After three years, PNC Bank Building will shed scaffolding
The scaffolding has been up since 2008. It was erected as a safety precaution in case some building panels would fall on the Wick Avenue side.
YOUNGSTOWN
An agreement between a city committee and the owners of the PNC Bank Building to make exterior improvements to the structure means the scaffolding that’s surrounded it for nearly three years should be gone by mid-June.
The city’s Design Review Committee has approved plans from Park South Development Co. LLC, which owns the downtown building, to install 54 steel strips between the granite panels on the exterior of the building, located at Wick Avenue and Commerce Street.
The work should start soon with a projected completion date of June 15, said David Rizzuto, director of operations and finance for Pan Brothers Associates, a New York City company that owns Park South Development.
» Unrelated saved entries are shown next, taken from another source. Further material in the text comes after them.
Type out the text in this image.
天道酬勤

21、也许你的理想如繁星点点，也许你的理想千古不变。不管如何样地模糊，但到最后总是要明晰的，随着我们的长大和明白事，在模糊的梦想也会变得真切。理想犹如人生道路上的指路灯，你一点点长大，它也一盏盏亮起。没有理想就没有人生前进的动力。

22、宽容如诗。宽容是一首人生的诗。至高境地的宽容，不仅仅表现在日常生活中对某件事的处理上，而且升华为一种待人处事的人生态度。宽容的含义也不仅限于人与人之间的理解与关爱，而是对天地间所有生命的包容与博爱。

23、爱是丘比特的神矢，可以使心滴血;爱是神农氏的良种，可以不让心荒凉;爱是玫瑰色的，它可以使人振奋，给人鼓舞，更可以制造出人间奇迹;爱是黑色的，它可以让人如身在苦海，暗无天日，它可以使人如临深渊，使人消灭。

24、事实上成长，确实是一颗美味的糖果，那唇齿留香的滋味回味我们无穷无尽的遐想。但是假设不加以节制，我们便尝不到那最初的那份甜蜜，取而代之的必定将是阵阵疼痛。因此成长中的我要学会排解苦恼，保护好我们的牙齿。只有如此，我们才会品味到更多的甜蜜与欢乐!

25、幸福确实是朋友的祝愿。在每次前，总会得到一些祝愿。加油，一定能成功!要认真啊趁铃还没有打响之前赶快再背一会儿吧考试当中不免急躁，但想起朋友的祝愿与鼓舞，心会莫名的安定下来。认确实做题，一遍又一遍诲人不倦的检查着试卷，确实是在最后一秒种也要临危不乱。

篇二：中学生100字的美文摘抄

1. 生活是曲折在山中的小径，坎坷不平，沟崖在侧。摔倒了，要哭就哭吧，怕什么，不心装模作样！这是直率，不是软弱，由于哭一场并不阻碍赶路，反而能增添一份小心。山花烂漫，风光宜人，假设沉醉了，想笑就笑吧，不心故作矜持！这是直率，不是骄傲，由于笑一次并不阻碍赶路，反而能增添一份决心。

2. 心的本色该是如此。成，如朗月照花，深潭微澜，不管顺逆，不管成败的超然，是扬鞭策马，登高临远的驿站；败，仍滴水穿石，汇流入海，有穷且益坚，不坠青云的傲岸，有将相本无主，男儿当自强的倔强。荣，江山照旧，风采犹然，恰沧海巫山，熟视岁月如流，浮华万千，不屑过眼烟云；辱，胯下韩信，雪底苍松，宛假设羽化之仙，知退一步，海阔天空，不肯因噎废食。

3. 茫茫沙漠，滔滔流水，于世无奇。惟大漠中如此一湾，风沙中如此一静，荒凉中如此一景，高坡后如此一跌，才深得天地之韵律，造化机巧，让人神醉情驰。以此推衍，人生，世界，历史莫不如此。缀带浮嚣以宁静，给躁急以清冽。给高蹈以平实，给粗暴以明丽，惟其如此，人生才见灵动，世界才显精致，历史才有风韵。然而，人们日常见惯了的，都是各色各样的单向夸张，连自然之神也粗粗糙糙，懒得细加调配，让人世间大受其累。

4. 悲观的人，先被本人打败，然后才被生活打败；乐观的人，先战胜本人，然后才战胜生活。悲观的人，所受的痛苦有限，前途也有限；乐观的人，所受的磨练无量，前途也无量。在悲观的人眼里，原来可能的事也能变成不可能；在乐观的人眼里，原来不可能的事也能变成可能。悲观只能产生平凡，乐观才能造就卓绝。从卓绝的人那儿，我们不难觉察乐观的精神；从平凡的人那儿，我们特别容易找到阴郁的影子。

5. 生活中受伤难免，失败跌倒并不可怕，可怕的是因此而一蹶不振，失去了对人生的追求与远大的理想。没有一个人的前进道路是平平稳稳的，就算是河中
“We’re committed to get the work done, and it will get done,” Rizzuto said.
Bill D’Avignon, the city’s Community Development Agency director and chairman of the Design Review Committee, said he’s glad the building will finally be improved and the scaffolding will come down.
“Everybody’s disappointed the scaffolding has been there for so long,” he said. “That’s the reason why we’re eager to get this project approved.”
Park South will install the steel strips — each about 20 feet long, 4 inches wide and a quarter-inch thick — between the granite panels on the building.
A couple of steel strips were placed on the eastern portion of the downtown building last week in order for Design Review Committee members to see what the structure will look like.
The color was off by a bit, D’Avignon said. But Park South officials say the company will clean the granite so the colors of the granite and the steel strips will blend, he said.
The project will cost about $250,000.
Two large pieces of granite fell from the building about 40 feet to the sidewalk in 2005.
The scaffolding was erected in May 2008 after the company finally acknowledged the incident from three years earlier. No panels have fallen since.
Park South did nothing to improve the exterior, except put up the scaffolding, since the granite fell until installing the two steel strips.
The company was in litigation with the Cincinnati Insurance Co., the building’s insurance company, over replacing the granite.
The insurance company wanted to pay about $15,000 to replace the two pieces of fallen granite. Park South wanted $1.8 million to replace all of the granite.
The lawsuit was settled in November 2010 with the terms of the deal sealed.
The scaffolding permit from the city expired Jan. 24, 2010, but the scaffolding was never removed.
An article in June 2010 in The Vindicator disclosed the expiration date. A day after that article, Park South submitted a proposal to the city to make the exterior improvements.
The city threatened to sue Park South for violating city code, but instead came to an agreement in late July 2010 to give the company 12 more months to make the improvements.